Le hubiera encantado poder hacerse cargo ya de los dos carritos, pero desde el minuto mismo en que los hubiera subido al camarote habrían tenido la posibilidad de seguirles la pista, a ella y a sus amigos. Es decir, el asunto debía gestionarse de un modo más discreto. Los carritos se quedarían donde estaban hasta el momento de desembarcar en la capital sueca. En cualquier caso, debía abrirlos para comprobar que no les habían dado gato por liebre. ¿No podía presionar un poquito la tela? En un primer momento se limitó a rozarlos ligeramente con la mano, pero enseguida les dio un buen empujón. La tela crujió y Märtha creyó reconocer el sonido de los fajos de billetes en su interior. Se alegró tanto que no pudo por más que dar unos pasitos de baile. Lumbreras la detuvo rápidamente, pero a ella no le pasaron desapercibidos el alborozo y la satisfacción que se dibujó en su semblante. Entonces deseó abrazarlo, pero eso también debería esperar. Fue después de colocar sus carritos junto a los otros, darse media vuelta e iniciar nuevamente la marcha hacia el ascensor cuando plegaron los paraguas y se dieron un enorme abrazo.

De regreso en el camarote, Märtha y Lumbreras relataron sus peripecias y tras un momento de debate se dirigieron todos a sus respectivos aposentos para un breve pero merecido descanso. Märtha sacó su labor de punto y se sentó en la cama con unos blandos y cómodos cojines en la espalda. Ahora entregarían al museo dos carritos de la compra llenos de retazos de periódico y se llevarían sus diez millones. No era precisamente un mal negocio. Pero ¿funcionaría? Se le ocurrió entonces que todo parecía demasiado fácil. Aunque hasta ahí llegarían sus reflexiones, ya que en ese preciso instante se quedó dormida, con las agujas reposando sobre el vientre. Poco después la despertó Lumbreras aporreando la puerta de su camarote. Era hora de cenar.

Cuando se reunieron en el comedor la alegría todavía era generalizada. Con todo, echaron un vistazo a su alrededor por si aparecería la señorita Barbro. Exploraron en todas las direcciones, pero ni rastro.

—Ella y Mattson estarán... —dijo Rastrillo.

—¡Otra vez no! —Anna-Greta lo atajó recriminándolo con una mirada severa.

—Pero no queda duda de que estará tumbada ahora boca arriba en un camarote —insistió él.

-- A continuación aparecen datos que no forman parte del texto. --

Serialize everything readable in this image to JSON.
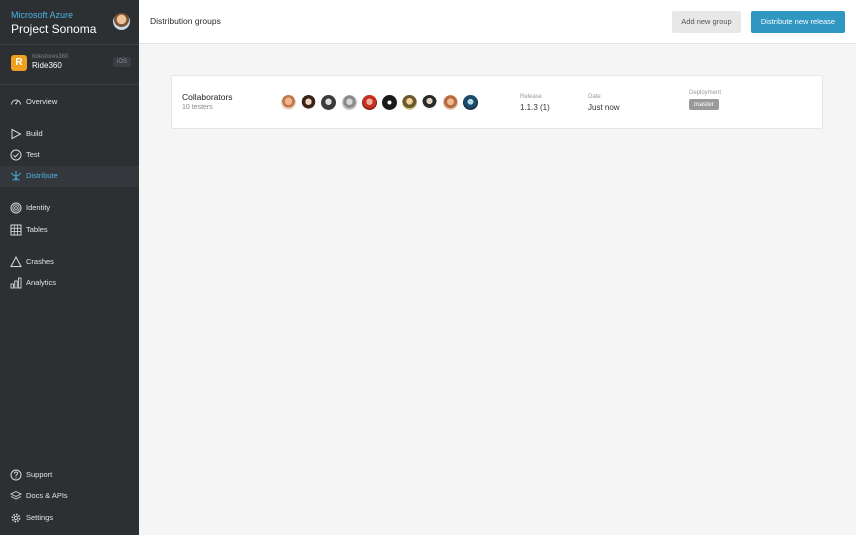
{
  "brand": {
    "org": "Microsoft Azure",
    "project": "Project Sonoma"
  },
  "app": {
    "badge_letter": "R",
    "owner": "ridestores360",
    "name": "Ride360",
    "os": "iOS"
  },
  "nav": {
    "overview": "Overview",
    "build": "Build",
    "test": "Test",
    "distribute": "Distribute",
    "identity": "Identity",
    "tables": "Tables",
    "crashes": "Crashes",
    "analytics": "Analytics",
    "support": "Support",
    "docs": "Docs & APIs",
    "settings": "Settings"
  },
  "header": {
    "title": "Distribution groups",
    "add_group": "Add new group",
    "distribute": "Distribute new release"
  },
  "group": {
    "name": "Collaborators",
    "testers_count": "10 testers",
    "release_label": "Release",
    "release_value": "1.1.3 (1)",
    "date_label": "Date",
    "date_value": "Just now",
    "deployment_label": "Deployment",
    "deployment_value": "master"
  },
  "colors": {
    "accent": "#2f97c2",
    "sidebar_bg": "#2d3033",
    "active_text": "#4ab3e3"
  }
}
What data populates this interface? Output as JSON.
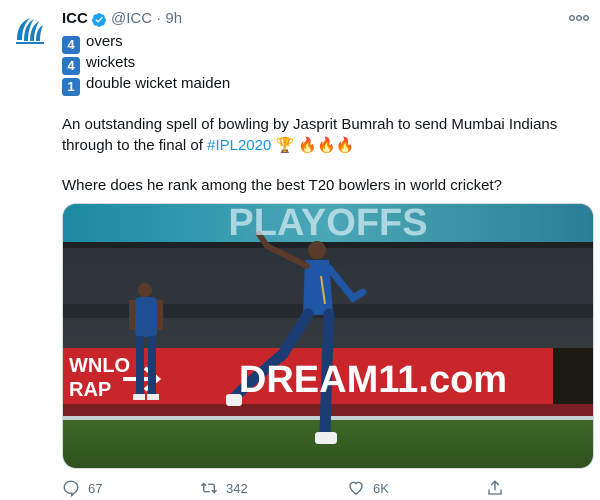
{
  "tweet": {
    "author_name": "ICC",
    "handle": "@ICC",
    "separator": "·",
    "time": "9h",
    "lines": [
      {
        "badge": "4",
        "text": "overs"
      },
      {
        "badge": "4",
        "text": "wickets"
      },
      {
        "badge": "1",
        "text": "double wicket maiden"
      }
    ],
    "para1_part1": "An outstanding spell of bowling by Jasprit Bumrah to send Mumbai Indians through to the final of ",
    "hashtag": "#IPL2020",
    "emojis": "🏆 🔥🔥🔥",
    "para2": "Where does he rank among the best T20 bowlers in world cricket?"
  },
  "media": {
    "banner_top": "PLAYOFFS",
    "banner_left": "WNLO\nRAP",
    "sponsor": "DREAM11.com"
  },
  "actions": {
    "replies": "67",
    "retweets": "342",
    "likes": "6K"
  }
}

Rastrillo olía de nuevo a ajo y tenía en su mano una jarra de cerveza de grandes dimensiones. Anna-Greta lo observó con desaprobación y, cuando Stina se apresuró a extender el brazo para aplacarla, de repente a la otra se le iluminó el rostro y la arruga de su entrecejo se esfumó.

—¿Sabes qué, Rastrillo? Que si es cierto que la señorita Barbro está enamorada de Mattson, pues muy bien. ¡Déjalos echar un quiqui tranquilos!